Life moves on, but never back. There were two or three weeks that I meant to write about, but have now lost. Much of the same (classes, tests, how does French education function?) But also an entry of more touristy things. I finally made it into the Louvre (after the Intégration partiel) and the Centre Pompidou (guided visit with the programme) and saw the Eiffel Tower up close.
Actually, the latter is worth a mention, because it demonstrates why I can't go back and naively describe my life in the pretence that I don't know what’s coming.
Thursday evening, I was feeling restless. Rather than just go for a walk around the neighbourhood, I decided to get on the metro and, on a whim, got off at Chatelet and started heading towards the Eiffel Tower. It was probably about seven o’clock at this point. And I felt safe. The passing concerns that “something might happen” were all related to my phone or wallet being stolen.
The next day, I was walking back to the History of Math class. I had a Starbucks, which I was justifying as a weekly treat to stop me from falling asleep during the next six hours of consecutive classes. And there was a November chill in the air, but still some colours on the tree leaves, and I was walking by the Seine and feeling utterly at peace. I was here,I was comfortable, and I was happy. I could do this.
Under twelve hours later, I was at my computer, trying to figure out what was going on and reassuring friends and family. The next time I saw the Eiffel Tower, it took nearly an hour for me to determine that the fear I was feeling wasn't productive, and I was jumpy the entire metro ride. (The metro continues to be a bit emptier in the day, but at least normal levels of crowded at night. Like people can't decide which scares them more- riding the metro or walking at night.)

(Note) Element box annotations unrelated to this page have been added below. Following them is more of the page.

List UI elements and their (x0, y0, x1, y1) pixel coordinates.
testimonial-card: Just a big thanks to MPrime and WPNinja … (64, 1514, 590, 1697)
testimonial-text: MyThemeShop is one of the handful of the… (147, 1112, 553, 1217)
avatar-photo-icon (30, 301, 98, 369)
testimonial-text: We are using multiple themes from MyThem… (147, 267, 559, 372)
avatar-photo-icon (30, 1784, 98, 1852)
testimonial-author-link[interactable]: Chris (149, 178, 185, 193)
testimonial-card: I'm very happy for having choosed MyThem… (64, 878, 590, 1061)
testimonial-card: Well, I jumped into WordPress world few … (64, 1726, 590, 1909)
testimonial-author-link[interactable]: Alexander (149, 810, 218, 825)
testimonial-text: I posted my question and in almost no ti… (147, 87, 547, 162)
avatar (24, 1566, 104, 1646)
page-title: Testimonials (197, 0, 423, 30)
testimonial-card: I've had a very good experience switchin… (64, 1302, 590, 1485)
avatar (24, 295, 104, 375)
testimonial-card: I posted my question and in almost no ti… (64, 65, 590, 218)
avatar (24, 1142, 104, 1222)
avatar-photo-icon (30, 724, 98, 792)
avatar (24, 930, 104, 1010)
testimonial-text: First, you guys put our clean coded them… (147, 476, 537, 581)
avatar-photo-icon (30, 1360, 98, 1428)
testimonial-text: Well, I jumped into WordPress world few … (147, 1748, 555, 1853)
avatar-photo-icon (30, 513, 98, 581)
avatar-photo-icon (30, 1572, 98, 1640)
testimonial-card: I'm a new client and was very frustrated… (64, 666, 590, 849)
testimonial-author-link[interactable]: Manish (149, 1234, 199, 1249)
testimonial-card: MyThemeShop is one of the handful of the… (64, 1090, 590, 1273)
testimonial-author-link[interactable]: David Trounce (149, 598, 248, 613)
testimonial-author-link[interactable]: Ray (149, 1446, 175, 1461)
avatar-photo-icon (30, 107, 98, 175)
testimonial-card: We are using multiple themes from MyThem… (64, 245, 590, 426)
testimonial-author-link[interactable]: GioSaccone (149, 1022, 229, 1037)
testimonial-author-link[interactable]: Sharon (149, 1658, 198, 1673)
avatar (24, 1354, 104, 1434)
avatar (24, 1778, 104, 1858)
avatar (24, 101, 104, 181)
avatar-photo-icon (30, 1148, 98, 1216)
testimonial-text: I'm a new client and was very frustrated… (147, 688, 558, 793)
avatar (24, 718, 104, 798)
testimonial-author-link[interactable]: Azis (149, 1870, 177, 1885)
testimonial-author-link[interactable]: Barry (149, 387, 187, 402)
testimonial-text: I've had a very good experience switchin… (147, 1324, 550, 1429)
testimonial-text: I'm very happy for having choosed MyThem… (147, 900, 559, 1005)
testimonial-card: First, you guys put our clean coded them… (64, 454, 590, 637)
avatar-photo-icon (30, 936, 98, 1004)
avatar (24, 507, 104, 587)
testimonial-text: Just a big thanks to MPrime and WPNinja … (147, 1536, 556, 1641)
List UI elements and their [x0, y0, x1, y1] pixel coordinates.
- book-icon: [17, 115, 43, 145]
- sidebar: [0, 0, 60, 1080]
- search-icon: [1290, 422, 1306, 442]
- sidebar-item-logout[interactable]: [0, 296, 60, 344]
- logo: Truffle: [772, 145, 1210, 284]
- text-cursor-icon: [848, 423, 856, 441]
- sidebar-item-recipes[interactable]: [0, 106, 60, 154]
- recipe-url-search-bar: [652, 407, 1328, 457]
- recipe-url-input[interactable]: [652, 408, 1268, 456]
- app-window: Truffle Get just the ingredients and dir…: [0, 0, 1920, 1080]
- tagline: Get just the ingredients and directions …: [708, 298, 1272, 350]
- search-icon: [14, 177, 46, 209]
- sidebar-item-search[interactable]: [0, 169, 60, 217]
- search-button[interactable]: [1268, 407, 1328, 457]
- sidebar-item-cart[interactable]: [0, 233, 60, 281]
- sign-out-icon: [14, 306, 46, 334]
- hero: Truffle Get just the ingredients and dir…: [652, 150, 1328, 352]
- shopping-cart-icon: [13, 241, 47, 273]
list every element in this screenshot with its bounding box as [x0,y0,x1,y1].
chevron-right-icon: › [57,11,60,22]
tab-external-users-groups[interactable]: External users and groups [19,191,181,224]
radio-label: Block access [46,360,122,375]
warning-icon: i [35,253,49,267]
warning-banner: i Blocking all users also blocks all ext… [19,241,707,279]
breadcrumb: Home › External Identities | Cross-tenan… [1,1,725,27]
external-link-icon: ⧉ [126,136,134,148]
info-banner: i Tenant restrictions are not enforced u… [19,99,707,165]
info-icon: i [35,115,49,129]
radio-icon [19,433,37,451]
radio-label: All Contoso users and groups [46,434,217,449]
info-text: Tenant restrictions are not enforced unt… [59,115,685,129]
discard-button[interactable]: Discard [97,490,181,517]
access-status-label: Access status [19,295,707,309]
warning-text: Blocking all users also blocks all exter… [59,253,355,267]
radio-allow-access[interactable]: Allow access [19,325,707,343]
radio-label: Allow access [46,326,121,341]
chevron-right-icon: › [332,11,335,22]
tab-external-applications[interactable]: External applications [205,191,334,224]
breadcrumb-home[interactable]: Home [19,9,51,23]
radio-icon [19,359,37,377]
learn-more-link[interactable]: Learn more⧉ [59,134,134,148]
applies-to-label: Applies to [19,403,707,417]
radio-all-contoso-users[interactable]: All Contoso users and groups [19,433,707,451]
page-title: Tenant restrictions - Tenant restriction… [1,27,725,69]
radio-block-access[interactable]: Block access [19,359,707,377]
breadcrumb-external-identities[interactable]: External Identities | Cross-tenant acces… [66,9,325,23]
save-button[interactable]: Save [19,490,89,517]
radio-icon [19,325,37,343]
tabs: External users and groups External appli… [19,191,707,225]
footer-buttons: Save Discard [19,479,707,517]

So I can't go back. But I can, and must, go on.
Intégration, the professor picked up literally where we'd left off the week before. I believe he even said those words. Which just highlighted the absurdity. Staying focused or interested in what he was saying was tough. (We were talking about multiple Lebesgue integrals, which are pretty cool, but also even worse than normal Lebesgue integrals.) The professor seems to think we only have one more class. He's wrong, and has been corrected, so I wonder what he'll do in the extra week.
The events of Friday came up briefly in harp in our conversation before we started the lesson. But all things considered, we probably spent more time talking about the diet her cat is on. (He's lost one kilo, though it doesn't show. He's also pretty unhappy about this, and keeps expecting someone to feed him more. He seems to think that's something I can do.) I played through both parts Greensleeves, then played through them with Madame Luce, which was tricky. Then, respectively more practice and first read through of two other songs (Magyar Lament and Sakura) and, that was the lesson.
Wednesday was the Topology TD. Again, the tests we'd taken two weeks ago had been curved, and curved well. (The partiel for Intégration had been curved, but not well.) We finished up connectivity and moved on to Normed Vector Spaces. (Laurent, the person I sit next to, and have had several conversations with, was not there.)
During Russian, I found it easier than ever to default to French. Which wasn't entirely a good thing, since it meant making more mistakes in Russian. You win some you lose some. But at least this week I remembered how to say “no.” (That had been an issue the week before.)
The Topology CM… is not really a Topology CM anymore. See, the full name of the class is “Topologie et calcul différentiel.” Last week, we moved on to the “calcul différentiel” part. So we got a non-limit definition of the derivative, and moved on to more properties and examples. Including multivariable ones. I knew there was a reason I took calc 3…
Intégration TD we're still working on single-variable integrals. Which is hard enough, believe me. He also seems to expect us to know way more integrals by heart than I do (quick! What's the integral from negative infinity to infinity of )
History of math was the first time one of my professors mentioned the events of last Friday. And, shortly after, we moved on. Back to the 19th century and the revolutions of that time. And then during the TD we had… more calculus! Just what I always wanted. (Laurent was in class.)
During French we discussed a bit of what had happened, and what would happen, including some more information about what the state of emergency entails. It hadn't quite been extended for another three months (that came an hour into the class) but it was obvious it would pass.
So, for those of us still living, life goes on. And I can almost believe things are normal. I go to classes, and afterwards phrases like “espace vecteur normé “ and “tribu produit” echo in my head. I still have normal conversations, like when I horrify an Austrian and a Pakistani by telling them how much US college tuition costs. And, at times, it's easy to believe there's nothing more going on than this normalcy.
But there is. I've tried to walk to the sites of all the shootings (not counting Saint Denis.) I spent nearly an hour Wednesday night trying to figure out if Laurent was OK (he had not appeared in any of the lists and short descriptions of the dead I’d seen, but there were a lot more people who were injured) which was really, really hard without knowing a last name. I'm still checking the news before I leave a building, and I haven't left my apartment after 9:00 at night. Eating in a restaurant or going to a concert feels like an act of bravery, and I hate that. France did vote to extend the state of emergency.
Things aren't normal yet, and they won't be for quite some time. But we're trying.